Ethiopia has completed the third filling of its mega-dam reservoir on the Blue Nile, Prime Minister Abiy Ahmed has announced, a development that could raise further tensions with downstream neighbours Egypt and Sudan.
The announcement on Friday comes a day after Ethiopia said it had launched power production from the second turbine at the Grand Ethiopian Renaissance Dam (GERD).
“Today as you see behind me, the third filling is complete,” Abiy said in images shown on state television from the dam site.
“Compared to last year, we have reached 600 metres (1,968 feet) which is 25 metres (82 feet) higher than the previous filling,” he said.
“The Nile is a gift of God given to us for Ethiopians to make use of it,” he added.
The enormous $4.2bn dam has been at the centre of a regional dispute ever since Ethiopia broke ground on the mega project in 2011.
Egypt and Sudan view the dam as a threat because of their dependence on Nile river waters, while Ethiopia deems the dam essential for domestic electrification and development.
Egypt, which depends on the Nile for about 97 percent of its irrigation and drinking water, last month protested Ethiopia’s planned third filling of the dam to the UN Security Council.
Addis Ababa contends the dam is essential saying it will enable the distribution of electricity to its population of more than 110 million. The Renaissance Dam is also the centrepiece of Ethiopia’s bid to become Africa’s biggest power exporter, with a projected capacity of 6,500 megawatts.
Ethiopia first began generating electricity from the GERD in February. Currently, the two turbines, out of a total of 13, have a capacity to generate 750 megawatts of electricity.

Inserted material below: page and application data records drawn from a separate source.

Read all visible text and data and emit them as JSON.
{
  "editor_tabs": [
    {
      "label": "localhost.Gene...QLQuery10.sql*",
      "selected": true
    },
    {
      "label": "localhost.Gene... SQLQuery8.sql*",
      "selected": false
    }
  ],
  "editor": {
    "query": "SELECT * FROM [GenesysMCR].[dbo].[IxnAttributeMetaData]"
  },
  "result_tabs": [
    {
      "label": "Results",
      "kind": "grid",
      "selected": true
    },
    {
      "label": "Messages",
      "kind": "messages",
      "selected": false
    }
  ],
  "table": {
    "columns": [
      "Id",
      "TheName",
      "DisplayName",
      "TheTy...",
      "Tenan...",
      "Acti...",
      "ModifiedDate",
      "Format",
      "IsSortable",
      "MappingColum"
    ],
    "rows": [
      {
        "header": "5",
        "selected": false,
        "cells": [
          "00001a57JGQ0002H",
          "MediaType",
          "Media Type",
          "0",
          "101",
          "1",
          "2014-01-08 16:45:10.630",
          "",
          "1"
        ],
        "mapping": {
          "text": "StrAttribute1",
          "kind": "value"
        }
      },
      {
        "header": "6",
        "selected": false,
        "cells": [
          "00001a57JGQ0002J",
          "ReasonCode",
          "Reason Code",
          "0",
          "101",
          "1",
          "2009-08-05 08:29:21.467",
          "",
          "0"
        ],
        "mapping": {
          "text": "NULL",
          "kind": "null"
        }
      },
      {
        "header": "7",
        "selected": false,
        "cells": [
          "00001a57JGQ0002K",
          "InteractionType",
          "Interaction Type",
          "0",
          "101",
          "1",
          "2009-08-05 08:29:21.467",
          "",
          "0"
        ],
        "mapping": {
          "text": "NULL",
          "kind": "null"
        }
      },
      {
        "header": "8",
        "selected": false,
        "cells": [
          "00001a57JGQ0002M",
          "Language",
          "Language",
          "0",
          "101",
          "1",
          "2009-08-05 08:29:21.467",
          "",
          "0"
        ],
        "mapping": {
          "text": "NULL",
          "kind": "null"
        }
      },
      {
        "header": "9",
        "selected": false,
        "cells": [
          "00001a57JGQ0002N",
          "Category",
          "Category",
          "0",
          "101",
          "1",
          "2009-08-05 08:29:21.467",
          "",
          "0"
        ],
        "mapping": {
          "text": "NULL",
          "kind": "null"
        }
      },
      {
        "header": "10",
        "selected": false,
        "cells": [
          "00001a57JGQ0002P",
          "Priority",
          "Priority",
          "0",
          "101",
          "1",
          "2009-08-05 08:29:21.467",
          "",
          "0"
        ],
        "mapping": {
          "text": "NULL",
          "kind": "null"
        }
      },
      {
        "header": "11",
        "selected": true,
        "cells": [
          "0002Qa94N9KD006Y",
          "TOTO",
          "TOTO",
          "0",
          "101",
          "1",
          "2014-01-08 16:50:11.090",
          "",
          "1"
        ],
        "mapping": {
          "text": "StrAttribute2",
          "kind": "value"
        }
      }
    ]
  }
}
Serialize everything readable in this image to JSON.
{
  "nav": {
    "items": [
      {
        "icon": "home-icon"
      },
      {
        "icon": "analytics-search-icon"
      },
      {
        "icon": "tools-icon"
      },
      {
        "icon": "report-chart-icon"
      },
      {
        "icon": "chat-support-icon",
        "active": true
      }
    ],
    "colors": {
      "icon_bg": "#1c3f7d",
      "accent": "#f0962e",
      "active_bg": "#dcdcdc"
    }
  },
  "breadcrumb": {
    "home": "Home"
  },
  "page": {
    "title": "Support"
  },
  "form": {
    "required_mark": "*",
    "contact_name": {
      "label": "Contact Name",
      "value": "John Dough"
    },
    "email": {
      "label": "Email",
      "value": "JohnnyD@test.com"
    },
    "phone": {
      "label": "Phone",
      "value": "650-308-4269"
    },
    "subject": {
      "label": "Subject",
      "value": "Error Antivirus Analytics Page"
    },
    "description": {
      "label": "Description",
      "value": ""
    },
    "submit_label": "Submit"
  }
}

The Nile – which at some 6,000km (3,700 miles) is one of the longest rivers in the world – is an essential source of water and electricity for dozens of countries in East Africa.
The Nile Basin river system flows through 11 countries. The Blue Nile and White Nile merge in Sudan before flowing into Egypt and onto the Mediterranean Sea.
Egyptian President Abdel Fattah el-Sisi warned Ethiopia earlier last year that his government would not tolerate any moves that would reduce Egypt’s share of water from the Nile.
Sudan hoped the project would regulate annual flooding but fears its dams would be harmed without agreement on the Ethiopian dam operation.
The 145-metre (475-foot) high GERD straddles the Blue Nile in the Benishangul-Gumuz region of western Ethiopia, near the border with Sudan.